Provider IDollama (custom)
Default port11434
API typeopenai-completions
Base URLhttp://localhost:11434/v1
API keyNot required
CostFree (runs locally)

Troubleshooting

Make sure Ollama is running: ollama serve. Check the port with curl http://localhost:11434/api/tags.
Pull the model first: ollama pull qwen2.5-coder:32b. The model ID in your config must exactly match the Ollama tag name.
Large models (32B+) need significant VRAM. Check your GPU memory with nvidia-smi. Consider using a smaller model like qwen2.5-coder:7b if you’re limited on memory.

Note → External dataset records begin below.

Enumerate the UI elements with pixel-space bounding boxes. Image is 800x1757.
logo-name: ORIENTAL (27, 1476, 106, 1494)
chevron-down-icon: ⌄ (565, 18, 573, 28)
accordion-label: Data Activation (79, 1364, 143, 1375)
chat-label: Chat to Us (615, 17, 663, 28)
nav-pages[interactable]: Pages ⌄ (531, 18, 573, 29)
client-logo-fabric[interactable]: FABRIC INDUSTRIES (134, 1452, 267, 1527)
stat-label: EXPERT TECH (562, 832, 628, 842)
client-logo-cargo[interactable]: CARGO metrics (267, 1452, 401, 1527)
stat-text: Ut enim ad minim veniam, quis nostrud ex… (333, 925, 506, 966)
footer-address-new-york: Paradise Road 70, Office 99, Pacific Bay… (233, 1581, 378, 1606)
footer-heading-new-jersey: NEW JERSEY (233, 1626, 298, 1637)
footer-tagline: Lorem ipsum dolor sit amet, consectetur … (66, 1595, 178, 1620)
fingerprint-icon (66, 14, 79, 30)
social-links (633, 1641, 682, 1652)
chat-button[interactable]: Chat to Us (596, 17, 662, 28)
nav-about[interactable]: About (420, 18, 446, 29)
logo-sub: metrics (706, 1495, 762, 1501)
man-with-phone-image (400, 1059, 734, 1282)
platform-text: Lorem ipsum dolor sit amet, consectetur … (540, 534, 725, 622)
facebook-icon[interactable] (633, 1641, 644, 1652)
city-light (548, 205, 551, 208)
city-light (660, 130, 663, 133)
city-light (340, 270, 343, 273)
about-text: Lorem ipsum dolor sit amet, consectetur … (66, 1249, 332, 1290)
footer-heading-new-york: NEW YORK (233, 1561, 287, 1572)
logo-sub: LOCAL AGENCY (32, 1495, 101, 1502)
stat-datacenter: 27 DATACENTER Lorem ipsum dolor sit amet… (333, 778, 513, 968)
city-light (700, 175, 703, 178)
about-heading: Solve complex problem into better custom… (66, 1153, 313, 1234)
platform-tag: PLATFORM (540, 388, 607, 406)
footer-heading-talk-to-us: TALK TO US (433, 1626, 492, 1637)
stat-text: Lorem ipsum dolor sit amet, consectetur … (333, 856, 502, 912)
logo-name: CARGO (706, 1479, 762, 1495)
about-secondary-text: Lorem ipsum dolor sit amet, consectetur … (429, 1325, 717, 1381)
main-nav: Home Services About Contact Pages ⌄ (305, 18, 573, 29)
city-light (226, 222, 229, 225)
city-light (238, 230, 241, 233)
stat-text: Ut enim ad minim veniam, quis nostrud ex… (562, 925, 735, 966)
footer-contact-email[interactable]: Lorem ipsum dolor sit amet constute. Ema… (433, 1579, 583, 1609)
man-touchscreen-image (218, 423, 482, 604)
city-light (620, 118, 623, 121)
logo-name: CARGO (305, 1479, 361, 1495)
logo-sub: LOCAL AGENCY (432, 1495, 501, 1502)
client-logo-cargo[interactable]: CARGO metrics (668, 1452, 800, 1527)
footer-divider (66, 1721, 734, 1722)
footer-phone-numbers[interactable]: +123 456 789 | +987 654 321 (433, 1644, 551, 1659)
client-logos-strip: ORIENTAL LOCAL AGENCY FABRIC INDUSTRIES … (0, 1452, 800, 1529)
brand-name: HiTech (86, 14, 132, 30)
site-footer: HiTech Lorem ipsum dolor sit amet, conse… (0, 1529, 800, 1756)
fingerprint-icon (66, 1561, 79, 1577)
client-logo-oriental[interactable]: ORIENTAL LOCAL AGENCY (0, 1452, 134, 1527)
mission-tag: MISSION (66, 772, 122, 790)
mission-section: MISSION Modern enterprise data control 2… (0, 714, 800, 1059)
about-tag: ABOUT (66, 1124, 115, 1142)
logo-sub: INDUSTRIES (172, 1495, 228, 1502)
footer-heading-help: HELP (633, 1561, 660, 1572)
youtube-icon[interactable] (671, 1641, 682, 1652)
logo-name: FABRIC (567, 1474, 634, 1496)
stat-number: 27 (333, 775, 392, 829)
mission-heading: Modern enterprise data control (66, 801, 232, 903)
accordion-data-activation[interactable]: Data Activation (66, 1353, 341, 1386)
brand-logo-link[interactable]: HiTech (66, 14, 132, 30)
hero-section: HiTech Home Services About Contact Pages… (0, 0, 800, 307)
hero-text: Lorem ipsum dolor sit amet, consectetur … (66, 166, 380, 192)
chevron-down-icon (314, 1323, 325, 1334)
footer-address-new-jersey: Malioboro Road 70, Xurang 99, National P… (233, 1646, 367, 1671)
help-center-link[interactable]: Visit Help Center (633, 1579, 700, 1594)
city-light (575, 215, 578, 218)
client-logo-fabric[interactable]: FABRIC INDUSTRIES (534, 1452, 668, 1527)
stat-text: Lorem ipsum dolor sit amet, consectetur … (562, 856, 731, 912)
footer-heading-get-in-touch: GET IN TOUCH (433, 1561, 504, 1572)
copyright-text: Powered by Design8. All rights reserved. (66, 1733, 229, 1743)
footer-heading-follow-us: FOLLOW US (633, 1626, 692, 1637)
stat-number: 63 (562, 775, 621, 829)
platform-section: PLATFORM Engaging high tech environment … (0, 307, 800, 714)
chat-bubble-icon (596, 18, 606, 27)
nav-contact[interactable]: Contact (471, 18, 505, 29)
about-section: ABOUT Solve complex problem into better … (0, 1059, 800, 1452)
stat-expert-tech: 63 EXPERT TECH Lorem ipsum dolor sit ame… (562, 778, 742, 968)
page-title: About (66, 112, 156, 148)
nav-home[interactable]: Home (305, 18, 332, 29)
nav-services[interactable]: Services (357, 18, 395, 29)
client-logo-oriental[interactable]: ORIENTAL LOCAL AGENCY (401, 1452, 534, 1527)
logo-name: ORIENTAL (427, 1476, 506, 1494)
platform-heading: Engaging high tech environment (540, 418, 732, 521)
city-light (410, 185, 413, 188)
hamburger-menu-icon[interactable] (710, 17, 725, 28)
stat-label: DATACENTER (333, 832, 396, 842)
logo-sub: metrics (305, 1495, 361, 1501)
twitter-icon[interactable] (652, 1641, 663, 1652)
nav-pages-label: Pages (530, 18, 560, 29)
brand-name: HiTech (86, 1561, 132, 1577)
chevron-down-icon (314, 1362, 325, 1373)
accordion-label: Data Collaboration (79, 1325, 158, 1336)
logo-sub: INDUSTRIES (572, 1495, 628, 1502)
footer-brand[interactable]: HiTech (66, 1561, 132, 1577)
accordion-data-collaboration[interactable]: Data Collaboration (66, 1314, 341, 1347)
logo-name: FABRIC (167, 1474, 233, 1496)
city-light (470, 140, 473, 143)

Ollama performance depends on your hardware. For faster inference, ensure you’re using GPU acceleration (CUDA/ROCm). CPU-only inference is 10-50x slower.
The /v1 suffix in the base URL is required — it enables Ollama’s OpenAI-compatible API endpoint. Without it, Polpo can’t communicate with Ollama.